Part 3 of 4
About Our Guest: Jim Kouzes is the Dean’s Executive Fellow of Leadership at Santa Clara University and coauthor with Barry Posner of the internationally award-winning and bestselling book, The Leadership Challenge, with more than 2 million copies sold. Jim and Barry have co-authored more than 30 other books, including The Truth About Leadership, Credibility, Encouraging the Heart, and A Leader’s Legacy. The Wall Street Journal named Jim as one of the ten best executive educators in the U.S., and in 2010 he was presented the Thought Leader Award by the Instructional Systems Association and in 2010 through 2012 recognized as one of HR Magazine’s Top 20 Most Influential International Thinkers. – Doctor Duncan
Most good leaders seem to be good storytellers. Can you share a story that illustrates the value of telling stories?

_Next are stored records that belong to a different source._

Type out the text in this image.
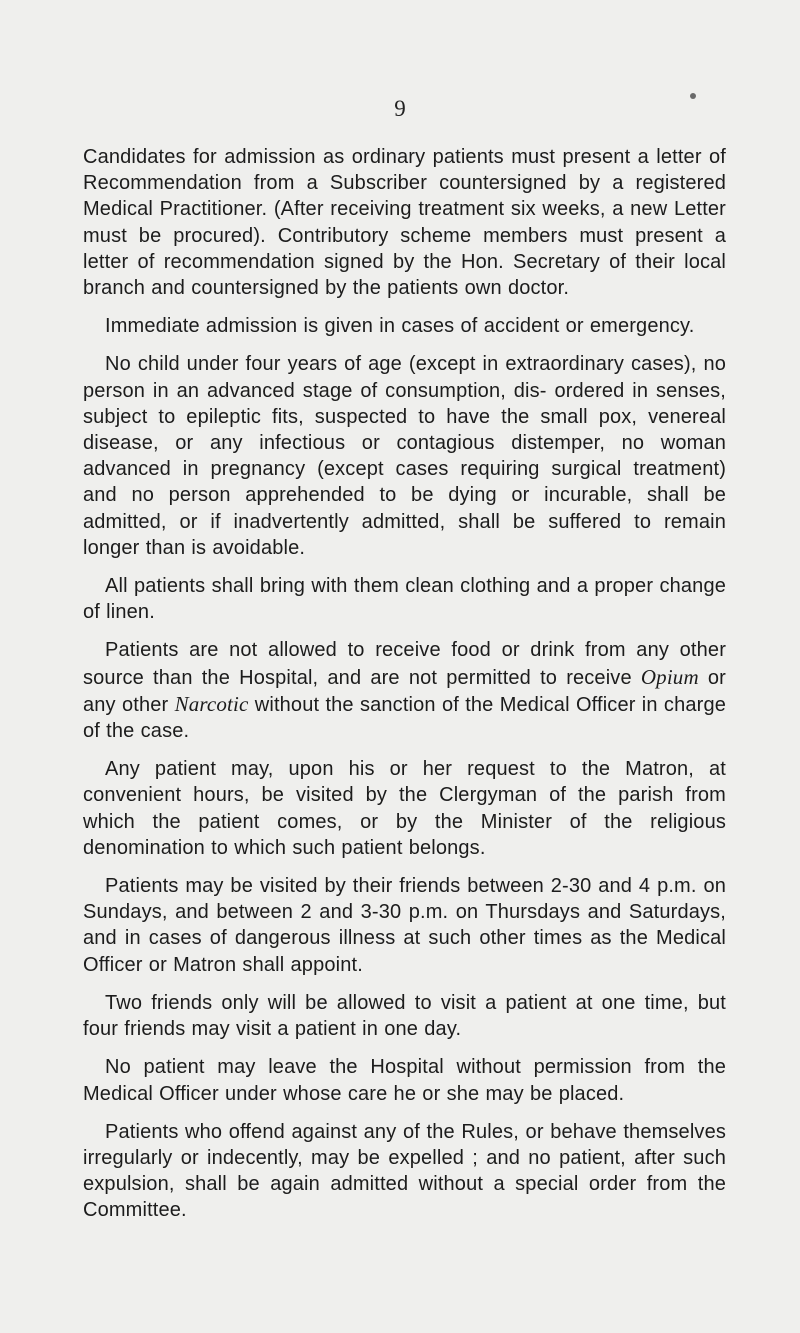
9

Candidates for admission as ordinary patients must present a letter of Recommendation from a Subscriber countersigned by a registered Medical Practitioner. (After receiving treatment six weeks, a new Letter must be procured). Contributory scheme members must present a letter of recommendation signed by the Hon. Secretary of their local branch and countersigned by the patients own doctor.

Immediate admission is given in cases of accident or emergency.

No child under four years of age (except in extraordinary cases), no person in an advanced stage of consumption, dis- ordered in senses, subject to epileptic fits, suspected to have the small pox, venereal disease, or any infectious or contagious distemper, no woman advanced in pregnancy (except cases requiring surgical treatment) and no person apprehended to be dying or incurable, shall be admitted, or if inadvertently admitted, shall be suffered to remain longer than is avoidable.

All patients shall bring with them clean clothing and a proper change of linen.

Patients are not allowed to receive food or drink from any other source than the Hospital, and are not permitted to receive Opium or any other Narcotic without the sanction of the Medical Officer in charge of the case.

Any patient may, upon his or her request to the Matron, at convenient hours, be visited by the Clergyman of the parish from which the patient comes, or by the Minister of the religious denomination to which such patient belongs.

Patients may be visited by their friends between 2-30 and 4 p.m. on Sundays, and between 2 and 3-30 p.m. on Thursdays and Saturdays, and in cases of dangerous illness at such other times as the Medical Officer or Matron shall appoint.

Two friends only will be allowed to visit a patient at one time, but four friends may visit a patient in one day.

No patient may leave the Hospital without permission from the Medical Officer under whose care he or she may be placed.

Patients who offend against any of the Rules, or behave themselves irregularly or indecently, may be expelled ; and no patient, after such expulsion, shall be again admitted without a special order from the Committee.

Stories are a powerful tool for teaching people about what’s important and what’s not, what works and what doesn’t, what is and what could be. Through stories, leaders pass on lessons about shared values and get others to work together.
When he was program director of knowledge management for the World Bank, management author Steve Denning learned firsthand how stories can change the course of an organization. After trying all the more traditional ways of getting people to change their behavior, Steve found that simple stories were the most effective means of communicating the essential messages within the organization.
“Nothing else worked,” Steve said. “Charts left listeners bemused. Prose remained unread. Dialogue was just too laborious and slow. Time after time, when faced with the task of persuading a group of managers or frontline staff in a large organization to get enthusiastic about a major change, I found that storytelling was the only thing that worked.”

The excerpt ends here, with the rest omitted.